Rum do – Hollywood behind sales leap
By Don Kavanagh
Perhaps the oddest news story of the last 12 months was the one about how the success of rum was being driven by one man – Johnny Depp.
Newspapers around the world jumped on the bandwagon and loudly proclaimed that rum sales were soaring purely because of the Pirates of the Caribbean movie franchise.
Media hype, of course, but there is a grain of truth somewhere in there. Not least in sales of rum in the UK, where giant supermarket chain Tesco reported growth in rum sales of more than 30 per cent overall and a massive 65 per cent in golden rum.
“Demand for rum is at its highest since the 1960s when everyone was drinking Cuba Libras,” Tesco’s rum buyer Katherine Abram was quoted as saying in the Daily Mirror.

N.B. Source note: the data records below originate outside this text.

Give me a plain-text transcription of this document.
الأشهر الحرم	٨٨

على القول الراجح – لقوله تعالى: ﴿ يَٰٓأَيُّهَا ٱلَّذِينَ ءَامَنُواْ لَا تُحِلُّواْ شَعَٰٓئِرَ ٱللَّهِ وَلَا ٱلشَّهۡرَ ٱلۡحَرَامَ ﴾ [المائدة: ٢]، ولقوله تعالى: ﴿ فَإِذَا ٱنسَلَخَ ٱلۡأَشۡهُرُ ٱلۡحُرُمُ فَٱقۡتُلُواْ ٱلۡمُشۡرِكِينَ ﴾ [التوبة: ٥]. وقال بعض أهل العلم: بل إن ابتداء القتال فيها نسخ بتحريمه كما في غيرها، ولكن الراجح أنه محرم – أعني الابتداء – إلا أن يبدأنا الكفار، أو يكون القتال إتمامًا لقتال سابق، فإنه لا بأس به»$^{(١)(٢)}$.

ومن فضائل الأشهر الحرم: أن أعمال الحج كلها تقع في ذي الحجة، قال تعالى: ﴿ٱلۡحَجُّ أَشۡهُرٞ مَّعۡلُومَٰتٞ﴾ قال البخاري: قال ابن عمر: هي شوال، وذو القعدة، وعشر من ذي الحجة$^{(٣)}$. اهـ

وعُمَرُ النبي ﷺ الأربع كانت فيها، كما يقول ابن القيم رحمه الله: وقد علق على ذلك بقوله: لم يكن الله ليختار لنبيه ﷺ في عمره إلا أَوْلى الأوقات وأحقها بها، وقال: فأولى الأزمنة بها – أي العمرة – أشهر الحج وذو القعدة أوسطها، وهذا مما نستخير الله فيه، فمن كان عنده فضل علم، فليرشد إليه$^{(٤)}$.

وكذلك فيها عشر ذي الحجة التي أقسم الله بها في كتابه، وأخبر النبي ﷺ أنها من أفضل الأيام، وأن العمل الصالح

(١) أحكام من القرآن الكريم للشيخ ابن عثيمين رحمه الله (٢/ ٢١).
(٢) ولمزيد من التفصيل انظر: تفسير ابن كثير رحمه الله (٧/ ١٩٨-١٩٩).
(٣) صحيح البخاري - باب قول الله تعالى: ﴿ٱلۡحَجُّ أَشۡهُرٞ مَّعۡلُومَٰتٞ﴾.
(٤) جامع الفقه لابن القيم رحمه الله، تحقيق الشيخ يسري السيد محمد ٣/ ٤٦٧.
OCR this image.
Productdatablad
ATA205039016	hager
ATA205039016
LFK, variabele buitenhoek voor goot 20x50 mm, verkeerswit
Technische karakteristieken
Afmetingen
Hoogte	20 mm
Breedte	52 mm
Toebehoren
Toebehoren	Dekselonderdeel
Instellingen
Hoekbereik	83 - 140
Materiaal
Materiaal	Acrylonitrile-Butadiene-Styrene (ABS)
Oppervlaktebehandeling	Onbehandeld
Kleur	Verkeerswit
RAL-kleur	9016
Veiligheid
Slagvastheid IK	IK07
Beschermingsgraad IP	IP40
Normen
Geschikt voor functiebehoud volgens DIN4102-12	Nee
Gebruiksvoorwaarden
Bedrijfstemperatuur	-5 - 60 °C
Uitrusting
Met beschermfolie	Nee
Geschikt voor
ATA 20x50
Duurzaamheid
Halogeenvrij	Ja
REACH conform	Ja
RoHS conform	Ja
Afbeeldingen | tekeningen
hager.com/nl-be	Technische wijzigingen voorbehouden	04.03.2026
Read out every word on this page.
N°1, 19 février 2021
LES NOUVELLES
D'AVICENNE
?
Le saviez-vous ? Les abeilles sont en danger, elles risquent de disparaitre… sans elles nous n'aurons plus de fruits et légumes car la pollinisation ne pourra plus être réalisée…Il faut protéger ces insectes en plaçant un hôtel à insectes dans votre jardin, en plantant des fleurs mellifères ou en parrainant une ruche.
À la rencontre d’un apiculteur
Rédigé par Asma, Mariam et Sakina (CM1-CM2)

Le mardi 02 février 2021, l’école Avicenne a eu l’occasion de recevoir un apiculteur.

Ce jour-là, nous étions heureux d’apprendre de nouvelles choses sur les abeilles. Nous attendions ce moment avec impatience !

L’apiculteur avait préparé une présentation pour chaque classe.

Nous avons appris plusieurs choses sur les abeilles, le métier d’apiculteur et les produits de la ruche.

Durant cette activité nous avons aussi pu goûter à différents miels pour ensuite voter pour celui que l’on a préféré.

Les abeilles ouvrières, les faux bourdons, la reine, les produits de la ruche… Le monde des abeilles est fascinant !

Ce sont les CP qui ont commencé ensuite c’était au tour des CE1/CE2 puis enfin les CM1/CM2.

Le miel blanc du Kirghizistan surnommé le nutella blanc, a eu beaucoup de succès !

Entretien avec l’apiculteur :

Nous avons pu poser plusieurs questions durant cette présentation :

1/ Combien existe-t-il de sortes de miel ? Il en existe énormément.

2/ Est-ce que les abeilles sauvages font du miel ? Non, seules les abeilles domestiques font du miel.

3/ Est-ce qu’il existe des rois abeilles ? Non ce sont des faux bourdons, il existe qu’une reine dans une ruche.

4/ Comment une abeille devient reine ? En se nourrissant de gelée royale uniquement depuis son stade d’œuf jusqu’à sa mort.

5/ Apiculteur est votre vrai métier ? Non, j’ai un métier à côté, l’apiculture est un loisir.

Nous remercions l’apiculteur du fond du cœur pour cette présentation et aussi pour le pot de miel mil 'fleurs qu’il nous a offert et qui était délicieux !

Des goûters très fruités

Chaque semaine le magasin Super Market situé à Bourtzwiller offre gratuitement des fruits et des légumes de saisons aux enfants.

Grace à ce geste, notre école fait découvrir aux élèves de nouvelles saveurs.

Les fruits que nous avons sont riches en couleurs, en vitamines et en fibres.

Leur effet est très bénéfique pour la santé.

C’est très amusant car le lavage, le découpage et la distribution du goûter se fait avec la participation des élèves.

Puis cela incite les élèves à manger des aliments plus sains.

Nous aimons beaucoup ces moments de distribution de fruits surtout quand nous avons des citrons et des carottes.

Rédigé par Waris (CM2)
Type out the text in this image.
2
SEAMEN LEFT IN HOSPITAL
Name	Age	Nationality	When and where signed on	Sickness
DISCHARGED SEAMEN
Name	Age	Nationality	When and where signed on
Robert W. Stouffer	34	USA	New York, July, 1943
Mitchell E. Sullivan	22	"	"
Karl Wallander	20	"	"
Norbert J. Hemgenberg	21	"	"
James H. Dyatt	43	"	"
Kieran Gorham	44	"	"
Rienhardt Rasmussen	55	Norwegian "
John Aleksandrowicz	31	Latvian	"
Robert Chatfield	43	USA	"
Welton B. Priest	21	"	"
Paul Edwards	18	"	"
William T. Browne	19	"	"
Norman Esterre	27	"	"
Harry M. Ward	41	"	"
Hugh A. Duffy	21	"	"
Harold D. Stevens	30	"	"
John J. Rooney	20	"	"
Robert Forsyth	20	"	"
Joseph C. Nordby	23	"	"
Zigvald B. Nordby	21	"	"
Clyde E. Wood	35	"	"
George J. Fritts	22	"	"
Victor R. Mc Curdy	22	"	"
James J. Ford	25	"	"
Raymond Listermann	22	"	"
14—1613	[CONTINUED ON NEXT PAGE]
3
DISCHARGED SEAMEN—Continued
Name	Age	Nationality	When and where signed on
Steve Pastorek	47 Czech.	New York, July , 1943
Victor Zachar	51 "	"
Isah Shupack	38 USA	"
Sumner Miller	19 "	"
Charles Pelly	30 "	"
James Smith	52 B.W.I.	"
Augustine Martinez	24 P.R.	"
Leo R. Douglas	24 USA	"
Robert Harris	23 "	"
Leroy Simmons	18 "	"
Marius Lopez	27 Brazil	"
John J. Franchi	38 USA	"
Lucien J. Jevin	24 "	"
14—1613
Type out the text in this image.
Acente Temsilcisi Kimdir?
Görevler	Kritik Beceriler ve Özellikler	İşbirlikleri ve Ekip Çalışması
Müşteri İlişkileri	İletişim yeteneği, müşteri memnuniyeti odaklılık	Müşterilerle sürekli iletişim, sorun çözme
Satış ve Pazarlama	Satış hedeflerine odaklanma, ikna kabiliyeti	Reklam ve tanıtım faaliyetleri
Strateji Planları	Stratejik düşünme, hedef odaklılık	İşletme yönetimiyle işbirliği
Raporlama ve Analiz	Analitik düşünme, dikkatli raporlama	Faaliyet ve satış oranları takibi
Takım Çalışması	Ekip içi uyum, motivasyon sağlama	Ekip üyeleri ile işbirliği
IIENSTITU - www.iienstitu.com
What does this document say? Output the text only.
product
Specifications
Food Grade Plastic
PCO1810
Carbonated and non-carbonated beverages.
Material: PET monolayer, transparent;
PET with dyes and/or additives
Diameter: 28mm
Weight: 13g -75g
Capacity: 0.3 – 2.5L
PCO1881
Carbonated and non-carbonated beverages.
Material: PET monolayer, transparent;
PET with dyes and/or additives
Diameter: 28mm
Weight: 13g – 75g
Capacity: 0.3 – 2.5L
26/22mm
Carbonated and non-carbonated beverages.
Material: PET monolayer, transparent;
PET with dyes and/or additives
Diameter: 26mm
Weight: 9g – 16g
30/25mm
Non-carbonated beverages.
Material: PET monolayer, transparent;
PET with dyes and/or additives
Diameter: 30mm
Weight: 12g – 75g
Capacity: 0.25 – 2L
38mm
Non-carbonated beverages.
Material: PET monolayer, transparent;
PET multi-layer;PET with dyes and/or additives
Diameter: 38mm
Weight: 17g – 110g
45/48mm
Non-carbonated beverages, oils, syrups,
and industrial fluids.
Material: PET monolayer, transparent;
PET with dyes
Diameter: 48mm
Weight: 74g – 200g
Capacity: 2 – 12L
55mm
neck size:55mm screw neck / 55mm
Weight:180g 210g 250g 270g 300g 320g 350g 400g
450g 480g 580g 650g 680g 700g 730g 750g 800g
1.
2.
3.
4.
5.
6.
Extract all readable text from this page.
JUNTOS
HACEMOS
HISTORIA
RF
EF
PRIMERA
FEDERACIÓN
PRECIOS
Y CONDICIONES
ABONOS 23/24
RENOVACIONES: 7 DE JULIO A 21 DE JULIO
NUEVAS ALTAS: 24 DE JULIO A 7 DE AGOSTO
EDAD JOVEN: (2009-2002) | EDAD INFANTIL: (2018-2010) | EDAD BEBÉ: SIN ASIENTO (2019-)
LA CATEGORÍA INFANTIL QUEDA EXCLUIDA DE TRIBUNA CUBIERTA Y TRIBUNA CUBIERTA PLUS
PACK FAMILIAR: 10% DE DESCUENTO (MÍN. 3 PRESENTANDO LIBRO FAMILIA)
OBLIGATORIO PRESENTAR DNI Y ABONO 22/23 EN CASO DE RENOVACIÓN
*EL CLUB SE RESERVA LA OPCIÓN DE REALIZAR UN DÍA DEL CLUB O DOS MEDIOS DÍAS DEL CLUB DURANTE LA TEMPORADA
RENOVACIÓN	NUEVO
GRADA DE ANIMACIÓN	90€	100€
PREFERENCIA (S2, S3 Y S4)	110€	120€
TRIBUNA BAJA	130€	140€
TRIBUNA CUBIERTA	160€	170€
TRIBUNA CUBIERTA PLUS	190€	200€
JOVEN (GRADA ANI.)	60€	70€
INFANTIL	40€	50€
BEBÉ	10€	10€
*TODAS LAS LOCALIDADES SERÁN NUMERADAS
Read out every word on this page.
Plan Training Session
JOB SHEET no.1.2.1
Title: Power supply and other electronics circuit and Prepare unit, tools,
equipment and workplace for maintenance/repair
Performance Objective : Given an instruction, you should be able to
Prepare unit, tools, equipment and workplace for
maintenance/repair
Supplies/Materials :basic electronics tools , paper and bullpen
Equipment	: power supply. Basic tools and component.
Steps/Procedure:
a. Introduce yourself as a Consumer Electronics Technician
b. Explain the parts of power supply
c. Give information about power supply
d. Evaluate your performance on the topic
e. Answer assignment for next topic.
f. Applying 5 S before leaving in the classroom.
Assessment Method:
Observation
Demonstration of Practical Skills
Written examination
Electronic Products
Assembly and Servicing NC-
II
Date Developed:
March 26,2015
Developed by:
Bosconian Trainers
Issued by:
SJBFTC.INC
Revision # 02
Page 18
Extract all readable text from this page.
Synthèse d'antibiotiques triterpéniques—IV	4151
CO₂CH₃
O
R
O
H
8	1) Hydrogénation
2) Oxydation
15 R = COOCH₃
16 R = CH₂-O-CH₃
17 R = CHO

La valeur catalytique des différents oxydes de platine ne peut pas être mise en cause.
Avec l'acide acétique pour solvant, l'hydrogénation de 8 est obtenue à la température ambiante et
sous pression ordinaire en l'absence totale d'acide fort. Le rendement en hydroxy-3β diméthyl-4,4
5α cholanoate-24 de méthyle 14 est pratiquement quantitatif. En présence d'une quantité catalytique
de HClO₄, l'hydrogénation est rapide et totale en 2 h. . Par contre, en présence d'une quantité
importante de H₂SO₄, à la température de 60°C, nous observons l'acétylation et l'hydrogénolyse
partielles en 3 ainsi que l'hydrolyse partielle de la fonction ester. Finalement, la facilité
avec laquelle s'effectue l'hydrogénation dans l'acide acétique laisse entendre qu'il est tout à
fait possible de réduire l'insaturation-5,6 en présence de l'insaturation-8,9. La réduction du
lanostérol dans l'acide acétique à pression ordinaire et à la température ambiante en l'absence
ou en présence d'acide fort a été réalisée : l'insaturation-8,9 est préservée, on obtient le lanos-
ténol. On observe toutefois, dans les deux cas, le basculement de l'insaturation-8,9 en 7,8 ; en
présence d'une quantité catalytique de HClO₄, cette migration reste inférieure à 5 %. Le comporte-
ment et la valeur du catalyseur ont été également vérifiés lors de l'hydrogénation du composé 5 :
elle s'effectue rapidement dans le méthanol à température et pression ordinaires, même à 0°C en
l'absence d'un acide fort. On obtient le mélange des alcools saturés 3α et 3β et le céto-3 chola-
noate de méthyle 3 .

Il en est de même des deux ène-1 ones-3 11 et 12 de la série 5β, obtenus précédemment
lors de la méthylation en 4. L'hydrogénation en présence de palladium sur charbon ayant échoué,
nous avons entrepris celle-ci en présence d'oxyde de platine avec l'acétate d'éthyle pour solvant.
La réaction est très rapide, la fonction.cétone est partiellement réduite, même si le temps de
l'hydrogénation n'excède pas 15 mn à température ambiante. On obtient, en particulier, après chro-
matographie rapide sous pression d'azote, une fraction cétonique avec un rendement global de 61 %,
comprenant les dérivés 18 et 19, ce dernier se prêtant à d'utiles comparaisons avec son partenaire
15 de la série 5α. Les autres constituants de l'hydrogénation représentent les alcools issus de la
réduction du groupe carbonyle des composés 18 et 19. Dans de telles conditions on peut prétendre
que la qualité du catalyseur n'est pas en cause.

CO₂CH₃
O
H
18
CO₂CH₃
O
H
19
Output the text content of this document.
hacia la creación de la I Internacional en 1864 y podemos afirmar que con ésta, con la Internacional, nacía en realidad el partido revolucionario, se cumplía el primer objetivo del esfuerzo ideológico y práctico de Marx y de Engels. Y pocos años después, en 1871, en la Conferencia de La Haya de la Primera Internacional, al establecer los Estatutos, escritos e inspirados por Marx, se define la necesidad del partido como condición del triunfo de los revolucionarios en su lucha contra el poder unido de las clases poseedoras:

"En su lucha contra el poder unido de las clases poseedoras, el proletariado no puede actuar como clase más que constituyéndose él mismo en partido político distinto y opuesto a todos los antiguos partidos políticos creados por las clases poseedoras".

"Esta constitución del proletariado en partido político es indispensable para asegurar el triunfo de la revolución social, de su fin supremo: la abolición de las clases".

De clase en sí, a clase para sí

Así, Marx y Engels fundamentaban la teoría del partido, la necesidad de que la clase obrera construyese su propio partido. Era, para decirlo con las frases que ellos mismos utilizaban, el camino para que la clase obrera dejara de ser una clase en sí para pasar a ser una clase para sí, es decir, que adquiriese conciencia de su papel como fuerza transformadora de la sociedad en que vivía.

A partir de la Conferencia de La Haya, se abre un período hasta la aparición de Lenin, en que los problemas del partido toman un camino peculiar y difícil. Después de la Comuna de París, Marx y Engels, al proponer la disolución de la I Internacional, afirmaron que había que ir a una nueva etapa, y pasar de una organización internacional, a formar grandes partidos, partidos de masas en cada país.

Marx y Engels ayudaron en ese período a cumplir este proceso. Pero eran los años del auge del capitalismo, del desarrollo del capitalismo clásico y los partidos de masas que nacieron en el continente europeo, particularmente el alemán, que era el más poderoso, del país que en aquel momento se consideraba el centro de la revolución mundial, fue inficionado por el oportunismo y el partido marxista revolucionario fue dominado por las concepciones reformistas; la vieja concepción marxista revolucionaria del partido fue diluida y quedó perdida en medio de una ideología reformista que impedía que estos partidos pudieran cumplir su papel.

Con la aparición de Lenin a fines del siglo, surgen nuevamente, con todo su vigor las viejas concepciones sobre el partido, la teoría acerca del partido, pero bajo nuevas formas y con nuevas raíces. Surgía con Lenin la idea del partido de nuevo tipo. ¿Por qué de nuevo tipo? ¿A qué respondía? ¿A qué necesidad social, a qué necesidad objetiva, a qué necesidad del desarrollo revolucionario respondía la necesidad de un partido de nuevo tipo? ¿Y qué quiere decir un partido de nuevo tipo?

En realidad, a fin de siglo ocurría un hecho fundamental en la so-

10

“There’s no doubt Pirates of the Caribbean has helped. The swashbuckling theatricality of the films has inspired people to hold pirate parties with rum punch the order of the night.”
Rum’s image has also been boosted by reports of Princes William and Harry slugging back a cocktail called a Treasure Chest - rum, brandy, peach liqueur and Champagne – at about $NZ300 a throw in trendy London nightspots like Mahiki.
And it wasn’t just the mother country getting all excited – the US market also responded to Mr Depp’s blandishments and lashed out enough money on the golden spirit to see it climb steadily up the sales charts to second place, just behind vodka.
And what happens overseas is eventually mirrored here. Rum consumption is growing, but changing. The traditional choice of white or dark rum has been blurred by the flood of top-notch golden rums from the likes of Appleton, Havana Club, Bacardi and Myer’s, with cocktails once again the order of the day.
London-based bar consultant Paul Strong says that the rise of cocktail culture and the versatility of rum are behind the remarkable surge in sales around the world.
“Apart from vodka, which is essentially tasteless, rum is the ideal ingredient,” he says.
“It mixes well in sweet or dry drinks, it can provide a strong, upfront element in a cocktail or it can be understated and almost hiding in the background. It really is a wonderful ingredient to work with.”
Here in New Zealand there has been a long tradition of rum drinking, and the dominance of the Coruba brand still holds sway, but the picture is changing with lighter rums making headway against their darker counterparts.
The popularity of the pina colada, planter’s punch and mojito are showing the likely direction of the rum sector and the gradual shift towards lighter rums. Whether that means tough times are ahead for dark rum remains to be seen. What is certain, however, is that the global thirst for rum continues unabated and there is no question of it slowing down, regardless of how many pirate movies Hollywood churns out.